Time-series analysis of passive-microwave-derived central North American snow water equivalent imagery

Abstract
The Meteorological Service of Canada has developed a series of operational snow water equivalent (SWE) retrieval algorithms for central Canada, based on the vertically polarized difference index for the 19 and 37 GHz channels of the Special Sensor Microwave/Imager (SSM/I). Separate algorithms derive SWE for open environments, deciduous, coniferous and sparse forest cover. A final SWE value represents the area-weighted average based on the proportional land cover within each pixel. In this study, 5 day averaged (pentad) passive-microwave-derived SWE imagery for the winter season (December–February) of 1994/95 is compared to in situ data from central Canada in order to assess algorithm performance.
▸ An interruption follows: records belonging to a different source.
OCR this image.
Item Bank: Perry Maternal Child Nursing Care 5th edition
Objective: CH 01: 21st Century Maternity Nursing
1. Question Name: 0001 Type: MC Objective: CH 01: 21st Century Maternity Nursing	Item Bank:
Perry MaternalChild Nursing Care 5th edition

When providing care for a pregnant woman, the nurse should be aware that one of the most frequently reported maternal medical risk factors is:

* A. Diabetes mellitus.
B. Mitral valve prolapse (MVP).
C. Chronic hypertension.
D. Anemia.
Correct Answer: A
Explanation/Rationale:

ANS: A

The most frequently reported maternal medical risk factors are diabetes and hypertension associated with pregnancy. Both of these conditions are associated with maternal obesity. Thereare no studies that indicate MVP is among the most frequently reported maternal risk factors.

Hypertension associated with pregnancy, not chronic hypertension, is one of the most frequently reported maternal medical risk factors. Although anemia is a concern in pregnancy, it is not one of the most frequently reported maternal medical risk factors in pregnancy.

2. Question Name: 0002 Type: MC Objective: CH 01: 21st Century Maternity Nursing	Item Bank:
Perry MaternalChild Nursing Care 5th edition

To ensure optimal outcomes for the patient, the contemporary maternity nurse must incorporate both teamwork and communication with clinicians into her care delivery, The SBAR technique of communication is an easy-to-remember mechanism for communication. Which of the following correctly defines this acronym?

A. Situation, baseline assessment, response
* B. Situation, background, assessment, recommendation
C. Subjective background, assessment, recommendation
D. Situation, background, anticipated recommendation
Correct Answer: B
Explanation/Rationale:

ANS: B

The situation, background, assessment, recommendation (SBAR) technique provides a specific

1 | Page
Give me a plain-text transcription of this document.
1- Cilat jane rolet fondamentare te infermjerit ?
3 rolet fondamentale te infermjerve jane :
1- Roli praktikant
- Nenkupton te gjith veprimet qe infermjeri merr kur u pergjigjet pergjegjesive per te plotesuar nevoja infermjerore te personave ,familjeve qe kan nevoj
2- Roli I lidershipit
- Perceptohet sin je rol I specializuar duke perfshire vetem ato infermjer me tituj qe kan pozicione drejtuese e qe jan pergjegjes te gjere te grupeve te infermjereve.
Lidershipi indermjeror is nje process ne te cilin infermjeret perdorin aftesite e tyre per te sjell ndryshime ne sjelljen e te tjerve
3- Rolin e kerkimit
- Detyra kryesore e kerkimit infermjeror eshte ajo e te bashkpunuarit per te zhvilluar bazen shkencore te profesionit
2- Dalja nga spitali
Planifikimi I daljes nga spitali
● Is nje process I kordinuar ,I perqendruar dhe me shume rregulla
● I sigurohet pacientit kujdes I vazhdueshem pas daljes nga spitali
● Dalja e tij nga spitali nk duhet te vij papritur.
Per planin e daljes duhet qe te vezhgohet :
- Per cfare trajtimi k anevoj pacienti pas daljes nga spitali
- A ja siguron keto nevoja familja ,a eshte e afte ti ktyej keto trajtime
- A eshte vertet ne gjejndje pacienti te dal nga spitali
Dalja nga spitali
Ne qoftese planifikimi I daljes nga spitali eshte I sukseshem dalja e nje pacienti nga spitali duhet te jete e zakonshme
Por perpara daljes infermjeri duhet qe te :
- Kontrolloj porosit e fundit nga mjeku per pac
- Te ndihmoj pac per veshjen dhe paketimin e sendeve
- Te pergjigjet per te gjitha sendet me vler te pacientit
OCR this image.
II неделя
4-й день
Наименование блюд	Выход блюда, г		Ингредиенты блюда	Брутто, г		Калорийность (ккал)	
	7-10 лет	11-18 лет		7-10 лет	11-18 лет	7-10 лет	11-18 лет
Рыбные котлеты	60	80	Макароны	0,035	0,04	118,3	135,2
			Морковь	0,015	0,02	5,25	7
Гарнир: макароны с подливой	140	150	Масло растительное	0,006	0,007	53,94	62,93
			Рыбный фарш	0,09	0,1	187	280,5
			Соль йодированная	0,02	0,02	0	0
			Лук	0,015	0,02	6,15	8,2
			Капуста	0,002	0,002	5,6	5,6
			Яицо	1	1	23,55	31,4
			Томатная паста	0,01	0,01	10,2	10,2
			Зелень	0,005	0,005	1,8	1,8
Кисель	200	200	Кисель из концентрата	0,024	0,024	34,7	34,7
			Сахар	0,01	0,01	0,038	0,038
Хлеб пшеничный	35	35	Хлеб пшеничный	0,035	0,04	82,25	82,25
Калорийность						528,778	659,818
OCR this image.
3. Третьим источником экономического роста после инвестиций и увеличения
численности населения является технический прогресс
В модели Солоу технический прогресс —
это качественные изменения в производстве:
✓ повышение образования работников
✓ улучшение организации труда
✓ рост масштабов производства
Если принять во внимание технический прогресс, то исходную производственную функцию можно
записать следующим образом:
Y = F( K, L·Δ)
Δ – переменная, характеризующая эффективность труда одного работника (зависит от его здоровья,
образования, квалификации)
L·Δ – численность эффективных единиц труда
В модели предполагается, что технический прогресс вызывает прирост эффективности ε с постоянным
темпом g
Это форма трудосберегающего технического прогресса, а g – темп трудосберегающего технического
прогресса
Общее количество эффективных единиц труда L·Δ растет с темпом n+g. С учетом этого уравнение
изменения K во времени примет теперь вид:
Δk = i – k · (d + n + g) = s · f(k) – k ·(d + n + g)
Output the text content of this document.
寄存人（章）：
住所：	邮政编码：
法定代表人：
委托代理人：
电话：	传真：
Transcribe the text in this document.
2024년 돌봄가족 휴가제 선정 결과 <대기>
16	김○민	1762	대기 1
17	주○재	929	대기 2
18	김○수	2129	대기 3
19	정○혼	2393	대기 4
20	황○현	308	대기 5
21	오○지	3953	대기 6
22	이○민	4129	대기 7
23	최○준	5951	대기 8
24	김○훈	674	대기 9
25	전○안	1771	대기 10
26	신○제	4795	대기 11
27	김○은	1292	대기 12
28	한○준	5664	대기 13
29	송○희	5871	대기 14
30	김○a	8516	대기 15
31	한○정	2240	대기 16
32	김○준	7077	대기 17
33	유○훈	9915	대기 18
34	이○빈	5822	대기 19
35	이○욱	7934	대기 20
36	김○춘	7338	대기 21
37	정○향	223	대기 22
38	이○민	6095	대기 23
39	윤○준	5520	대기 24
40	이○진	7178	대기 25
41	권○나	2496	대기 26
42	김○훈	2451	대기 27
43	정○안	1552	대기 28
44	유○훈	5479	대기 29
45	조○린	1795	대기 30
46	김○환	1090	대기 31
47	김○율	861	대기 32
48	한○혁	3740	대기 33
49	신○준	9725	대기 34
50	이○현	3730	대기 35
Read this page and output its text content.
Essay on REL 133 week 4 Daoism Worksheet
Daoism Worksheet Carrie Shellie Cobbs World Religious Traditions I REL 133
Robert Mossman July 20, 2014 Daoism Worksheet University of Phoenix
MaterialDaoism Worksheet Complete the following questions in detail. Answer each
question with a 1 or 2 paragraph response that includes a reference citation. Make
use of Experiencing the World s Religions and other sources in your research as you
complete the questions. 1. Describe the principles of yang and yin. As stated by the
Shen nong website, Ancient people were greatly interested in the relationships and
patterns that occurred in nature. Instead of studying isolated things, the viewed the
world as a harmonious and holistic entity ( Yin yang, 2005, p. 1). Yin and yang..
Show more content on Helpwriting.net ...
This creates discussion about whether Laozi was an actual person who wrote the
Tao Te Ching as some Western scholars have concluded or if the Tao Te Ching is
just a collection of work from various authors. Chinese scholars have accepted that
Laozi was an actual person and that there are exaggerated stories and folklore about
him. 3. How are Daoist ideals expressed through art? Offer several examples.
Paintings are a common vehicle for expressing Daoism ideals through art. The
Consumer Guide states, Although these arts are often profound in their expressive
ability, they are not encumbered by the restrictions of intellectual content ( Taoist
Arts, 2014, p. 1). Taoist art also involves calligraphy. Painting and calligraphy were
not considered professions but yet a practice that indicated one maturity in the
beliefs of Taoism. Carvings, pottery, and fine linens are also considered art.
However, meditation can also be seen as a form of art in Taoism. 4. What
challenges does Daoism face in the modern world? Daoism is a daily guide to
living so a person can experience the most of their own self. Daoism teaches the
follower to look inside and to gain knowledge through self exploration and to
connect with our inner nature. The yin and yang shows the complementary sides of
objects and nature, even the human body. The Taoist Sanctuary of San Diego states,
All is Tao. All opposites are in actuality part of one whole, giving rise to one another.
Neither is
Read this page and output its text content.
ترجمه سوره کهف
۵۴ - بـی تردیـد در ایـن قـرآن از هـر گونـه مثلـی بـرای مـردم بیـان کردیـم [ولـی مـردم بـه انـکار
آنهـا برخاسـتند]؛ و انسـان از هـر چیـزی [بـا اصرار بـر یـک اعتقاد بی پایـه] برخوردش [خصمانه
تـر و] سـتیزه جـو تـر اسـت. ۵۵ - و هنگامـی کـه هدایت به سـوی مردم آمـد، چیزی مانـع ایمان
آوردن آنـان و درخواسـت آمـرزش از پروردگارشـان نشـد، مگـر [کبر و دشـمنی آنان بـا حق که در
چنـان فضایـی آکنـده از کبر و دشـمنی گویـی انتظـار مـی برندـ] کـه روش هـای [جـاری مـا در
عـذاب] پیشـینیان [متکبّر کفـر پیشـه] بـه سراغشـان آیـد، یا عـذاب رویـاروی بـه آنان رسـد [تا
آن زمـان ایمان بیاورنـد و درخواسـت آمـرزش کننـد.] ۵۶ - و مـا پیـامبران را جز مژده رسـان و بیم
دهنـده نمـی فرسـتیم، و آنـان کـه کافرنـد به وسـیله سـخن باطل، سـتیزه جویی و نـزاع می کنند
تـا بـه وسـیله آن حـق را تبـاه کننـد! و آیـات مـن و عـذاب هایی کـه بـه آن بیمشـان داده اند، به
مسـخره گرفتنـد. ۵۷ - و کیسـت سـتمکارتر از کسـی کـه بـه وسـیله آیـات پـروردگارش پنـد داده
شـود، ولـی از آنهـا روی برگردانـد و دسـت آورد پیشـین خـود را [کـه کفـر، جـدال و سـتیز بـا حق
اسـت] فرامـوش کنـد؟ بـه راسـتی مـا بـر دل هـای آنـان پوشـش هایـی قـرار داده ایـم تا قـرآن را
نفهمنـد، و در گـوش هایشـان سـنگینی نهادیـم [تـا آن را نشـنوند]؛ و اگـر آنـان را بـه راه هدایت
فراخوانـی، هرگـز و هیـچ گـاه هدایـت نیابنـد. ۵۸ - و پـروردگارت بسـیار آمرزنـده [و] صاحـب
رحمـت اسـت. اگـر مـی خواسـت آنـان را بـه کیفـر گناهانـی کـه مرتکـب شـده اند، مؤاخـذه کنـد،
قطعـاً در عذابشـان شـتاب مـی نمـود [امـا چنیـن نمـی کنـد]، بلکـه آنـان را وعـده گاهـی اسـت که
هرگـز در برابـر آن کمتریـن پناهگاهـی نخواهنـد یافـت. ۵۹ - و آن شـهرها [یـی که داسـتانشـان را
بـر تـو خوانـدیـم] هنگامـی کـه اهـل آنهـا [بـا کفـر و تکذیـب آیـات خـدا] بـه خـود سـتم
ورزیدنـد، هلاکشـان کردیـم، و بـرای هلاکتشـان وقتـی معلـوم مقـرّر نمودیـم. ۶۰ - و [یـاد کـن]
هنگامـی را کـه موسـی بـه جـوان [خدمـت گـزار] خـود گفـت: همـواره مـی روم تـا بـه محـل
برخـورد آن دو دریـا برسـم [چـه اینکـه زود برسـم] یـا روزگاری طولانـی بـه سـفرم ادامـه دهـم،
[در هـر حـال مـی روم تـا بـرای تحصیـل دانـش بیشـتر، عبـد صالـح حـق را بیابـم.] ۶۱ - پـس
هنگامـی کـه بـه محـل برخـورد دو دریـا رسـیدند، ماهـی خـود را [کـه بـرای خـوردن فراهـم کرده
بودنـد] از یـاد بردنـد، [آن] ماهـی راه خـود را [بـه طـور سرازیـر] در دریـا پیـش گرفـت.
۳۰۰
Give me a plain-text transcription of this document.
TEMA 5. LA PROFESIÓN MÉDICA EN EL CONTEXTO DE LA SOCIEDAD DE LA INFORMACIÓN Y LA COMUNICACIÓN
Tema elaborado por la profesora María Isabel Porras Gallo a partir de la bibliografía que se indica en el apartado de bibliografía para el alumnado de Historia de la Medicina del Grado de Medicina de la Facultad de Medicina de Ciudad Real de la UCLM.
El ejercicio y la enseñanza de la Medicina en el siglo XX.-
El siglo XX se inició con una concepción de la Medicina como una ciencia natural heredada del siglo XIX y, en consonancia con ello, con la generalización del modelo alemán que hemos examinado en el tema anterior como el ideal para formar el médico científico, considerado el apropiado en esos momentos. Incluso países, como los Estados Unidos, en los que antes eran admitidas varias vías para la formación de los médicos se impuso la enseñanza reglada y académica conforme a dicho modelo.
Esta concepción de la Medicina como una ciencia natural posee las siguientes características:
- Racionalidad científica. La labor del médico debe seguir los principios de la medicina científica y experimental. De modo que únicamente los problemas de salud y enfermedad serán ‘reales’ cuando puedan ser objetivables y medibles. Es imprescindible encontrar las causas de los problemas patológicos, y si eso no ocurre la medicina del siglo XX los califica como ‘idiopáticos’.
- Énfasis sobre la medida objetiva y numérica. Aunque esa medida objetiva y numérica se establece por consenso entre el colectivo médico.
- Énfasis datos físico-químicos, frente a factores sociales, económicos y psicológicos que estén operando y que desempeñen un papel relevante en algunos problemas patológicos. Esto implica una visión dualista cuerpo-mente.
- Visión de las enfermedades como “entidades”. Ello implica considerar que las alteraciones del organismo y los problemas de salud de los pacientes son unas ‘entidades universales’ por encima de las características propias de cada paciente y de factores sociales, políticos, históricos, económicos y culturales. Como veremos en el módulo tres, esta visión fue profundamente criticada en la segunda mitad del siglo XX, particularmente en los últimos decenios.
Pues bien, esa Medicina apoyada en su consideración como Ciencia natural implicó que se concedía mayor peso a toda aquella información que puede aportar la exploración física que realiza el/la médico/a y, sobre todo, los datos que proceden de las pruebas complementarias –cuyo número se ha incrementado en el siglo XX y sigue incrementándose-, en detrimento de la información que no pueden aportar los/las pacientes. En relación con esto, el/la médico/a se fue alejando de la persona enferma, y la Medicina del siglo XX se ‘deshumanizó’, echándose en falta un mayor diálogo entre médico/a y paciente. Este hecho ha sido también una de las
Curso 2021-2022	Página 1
Investigation of regions with varying proportional land cover within the four algorithm classes shows that retrieved SWE remains within ±10–20mm of surface observations, independent of fractional within-pixel land cover. Following algorithm evaluation, ten winter seasons (1988/89 through 1997/98) of pentad central North American SWE imagery are subjected to a rotated principal-component analysis (PCA). Although there are no trends in total study-area SWE, the PCA results identify the interseasonal variability in the SWE accumulation and ablation centers of action through the SSM/I time series.